5 Ways Churches can Partner with Parents Without Being Annoying
Should parents be partners with the church in the spiritual lives of kids?
Ask any kids, family, or next generation pastor and they will shout: Yes! Yet in many churches there seems to be a disconnect between saying and doing in this regard.
So here are some truly practical things churches can do to start partnering with parents right now.
- Talk with parents when they check their kids in and out on Sundays. I know this seems really obvious, but I’ve been to multiple churches (some very large) where no one talked to parents through the whole check-in and check-out process. The simplest way to do this is create a greeting team for the Kid’s ministry whose sole purpose is to interact with parents and get to know them better.

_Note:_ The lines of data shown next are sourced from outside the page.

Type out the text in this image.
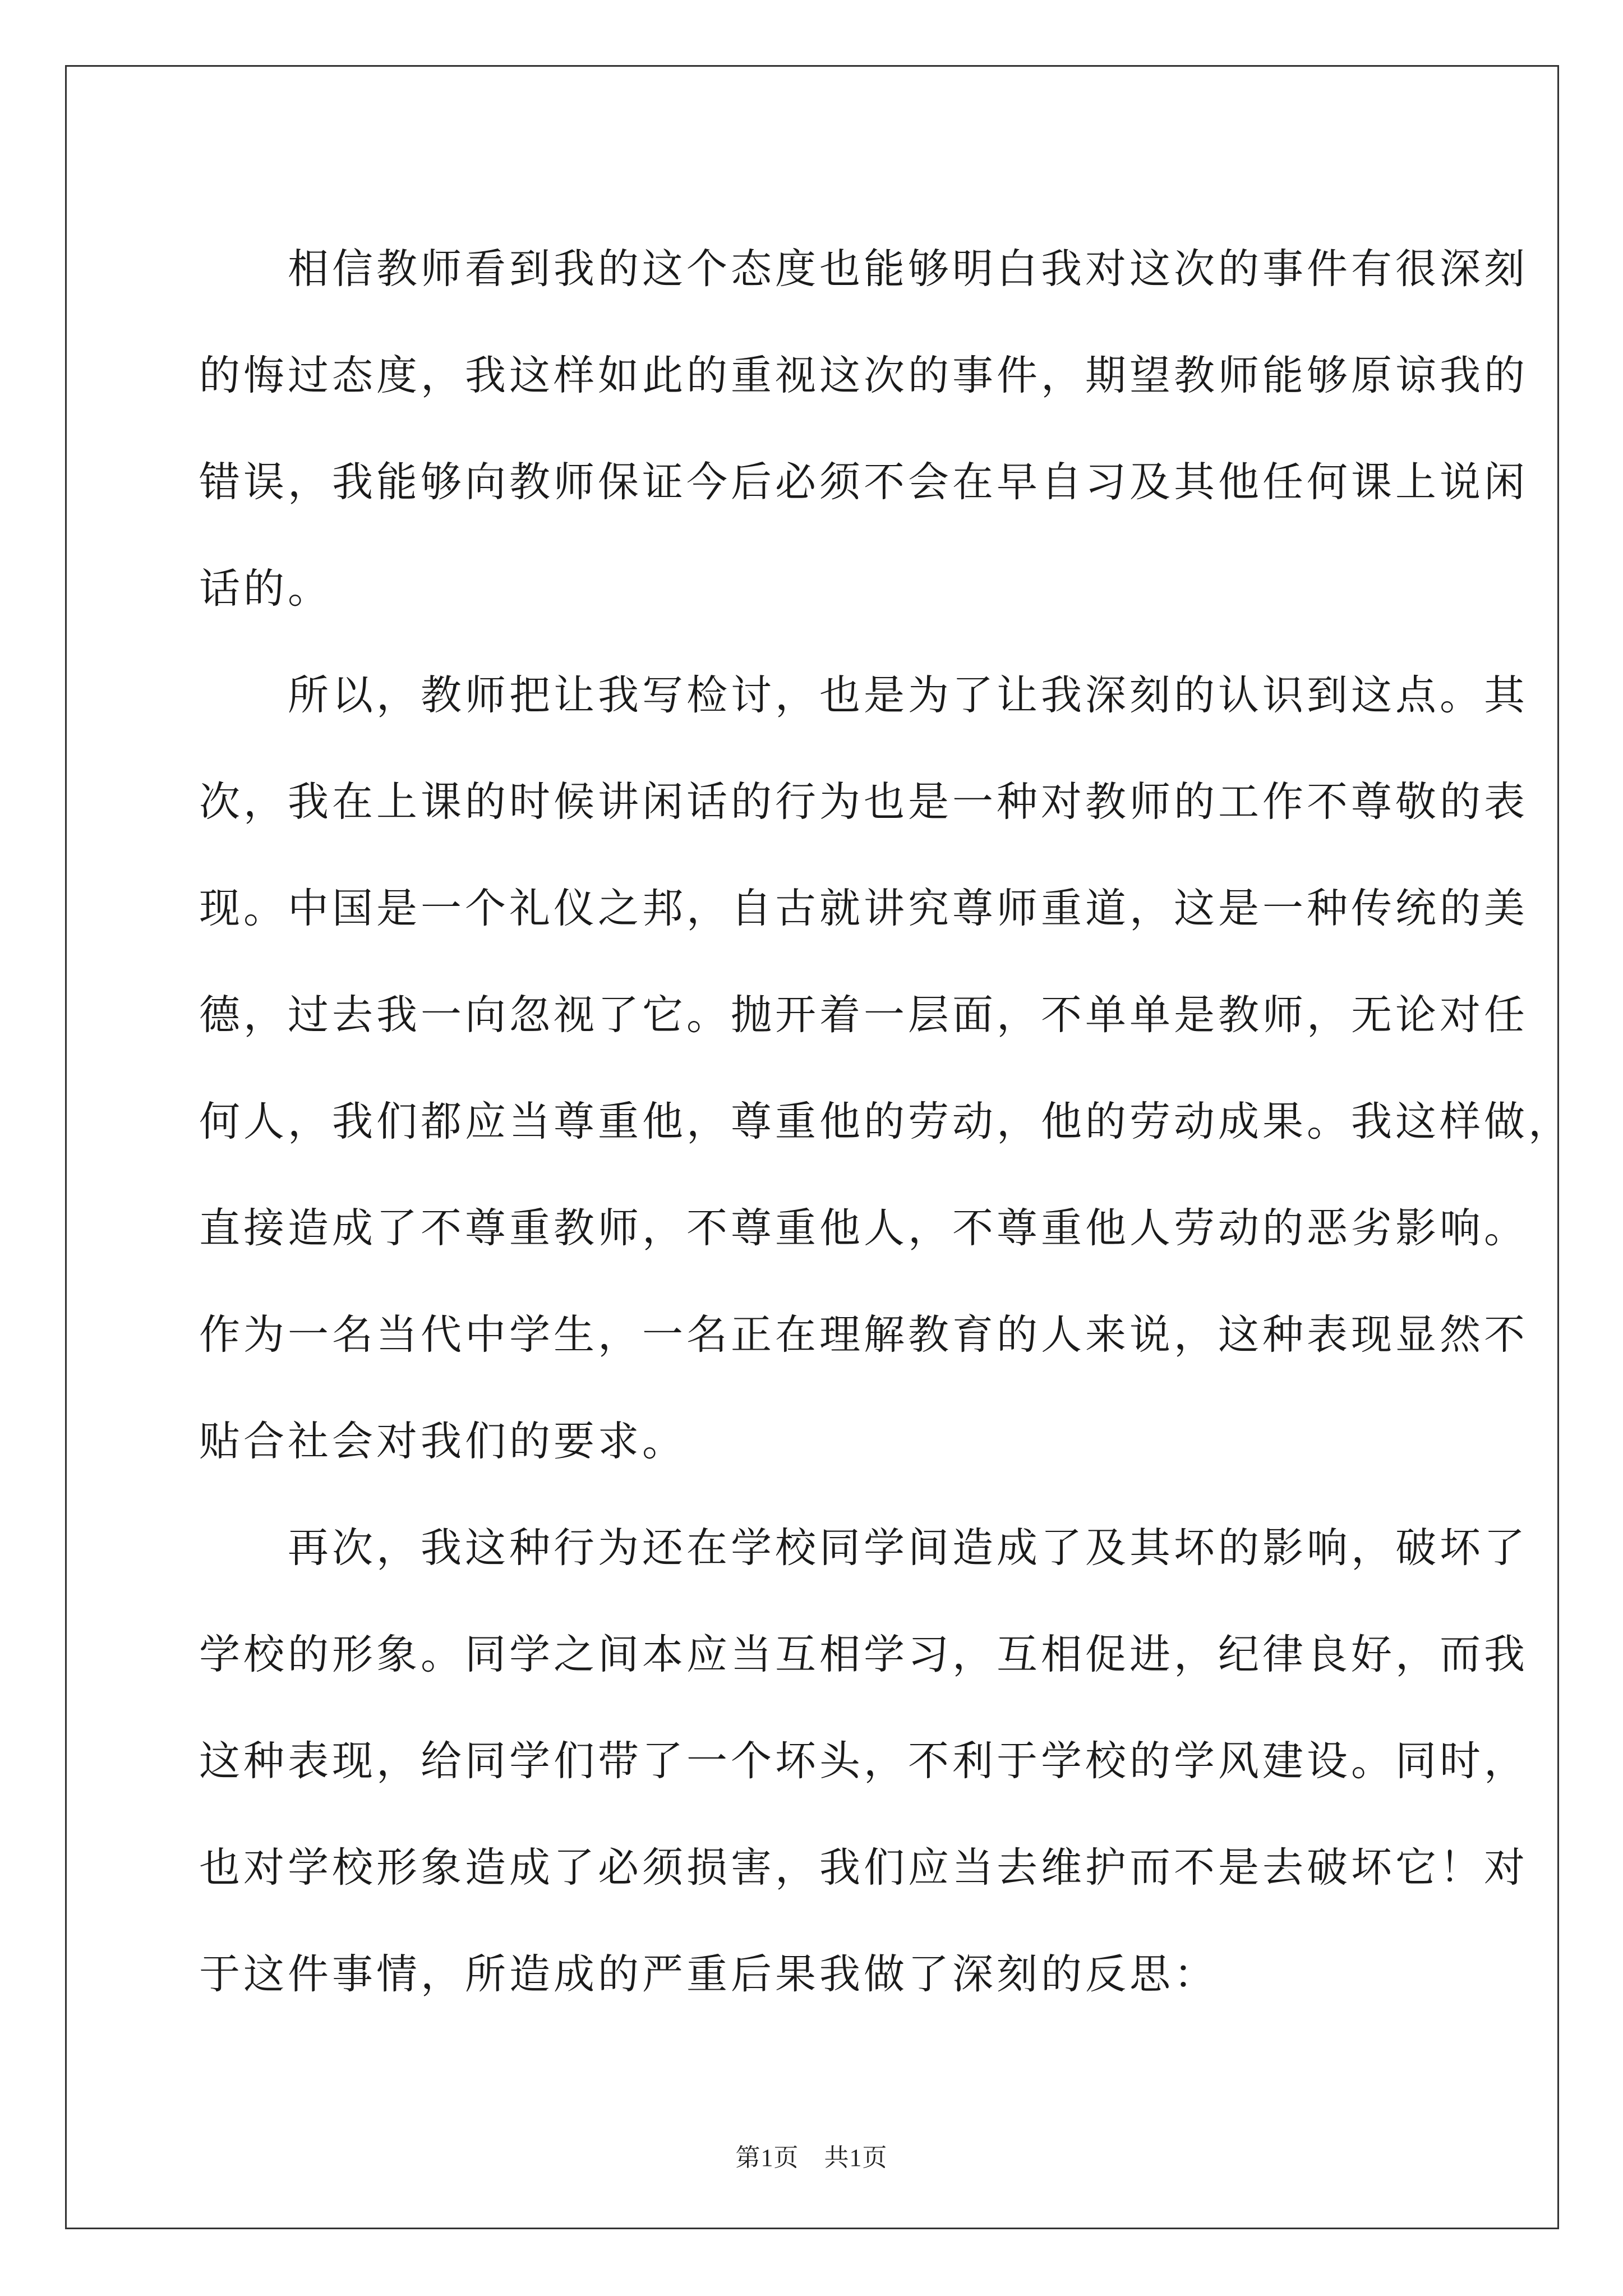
　　相信教师看到我的这个态度也能够明白我对这次的事件有很深刻
的悔过态度，我这样如此的重视这次的事件，期望教师能够原谅我的
错误，我能够向教师保证今后必须不会在早自习及其他任何课上说闲
话的。
　　所以，教师把让我写检讨，也是为了让我深刻的认识到这点。其
次，我在上课的时候讲闲话的行为也是一种对教师的工作不尊敬的表
现。中国是一个礼仪之邦，自古就讲究尊师重道，这是一种传统的美
德，过去我一向忽视了它。抛开着一层面，不单单是教师，无论对任
何人，我们都应当尊重他，尊重他的劳动，他的劳动成果。我这样做，
直接造成了不尊重教师，不尊重他人，不尊重他人劳动的恶劣影响。
作为一名当代中学生，一名正在理解教育的人来说，这种表现显然不
贴合社会对我们的要求。
　　再次，我这种行为还在学校同学间造成了及其坏的影响，破坏了
学校的形象。同学之间本应当互相学习，互相促进，纪律良好，而我
这种表现，给同学们带了一个坏头，不利于学校的学风建设。同时，
也对学校形象造成了必须损害，我们应当去维护而不是去破坏它！对
于这件事情，所造成的严重后果我做了深刻的反思：
第1页　共1页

- Give parents a tangible resource to continue the conversations you begin on Sundays. At our church we look at every Sunday as the beginning of a faith building conversation, but the conversation isn’t going to go very far if it ends at the church exit. We do 2 things to encourage more conversation. We give parents something called a “Parent Cue” (we’re an Orange church) a single piece of paper that reviews the lesson and gives parents conversation ideas for the coming week. Then on Monday, we email the Parent Cue to all parents (Here’s an example of the email we send), so even those who missed Sunday can still have a resource for spiritual conversations during the week.
- Text parents. This one can get a little tricky because you don’t want to be a nuisance to parents. Our rule is that we send only 1 text per week. It goes out every Saturday right before dinner. All we do is ask a simple question for parents to ask their kids that ties in with the next day’s lesson (If it’s a good question, this encourages families to show up at church the next day as well). We use an app called Text Blaster, which allows you to send mass texts, but the sender receives it as if it’s only to them. Here’s an example.
- Facebook. Most parents are on Facebook, so create a page and invite them to like it (there’s an option on Facebook to email an invite, so all you need is your parents’ email addresses). If you use the Orange curriculum, they have pre-made posts for you: http://orangeblogs.org/252basics/category/home-initiatives/social-media-plan/. Another great resource is a website called hootsuite. It allows you to schedule all your posts for the entire week at once, and then it will automatically post to your Facebook page at scheduled times during the week.
- Give parents Reading Lists. A lot of kids have reading lists, so why not parents? Our belief (maybe it’s naive, but we don’t think so) is that every parent wants to be better. So once or twice a year we give parents a list of 3 or 4 great parenting books that we believe will help them lead their families better. A great resource for parenting books is The Orange Store.
All these things can be done easily, are free , and will make a big difference in truly making parents feel like you’re partners.
What are some ways you partner with parents that have been really effective and helpful to parents?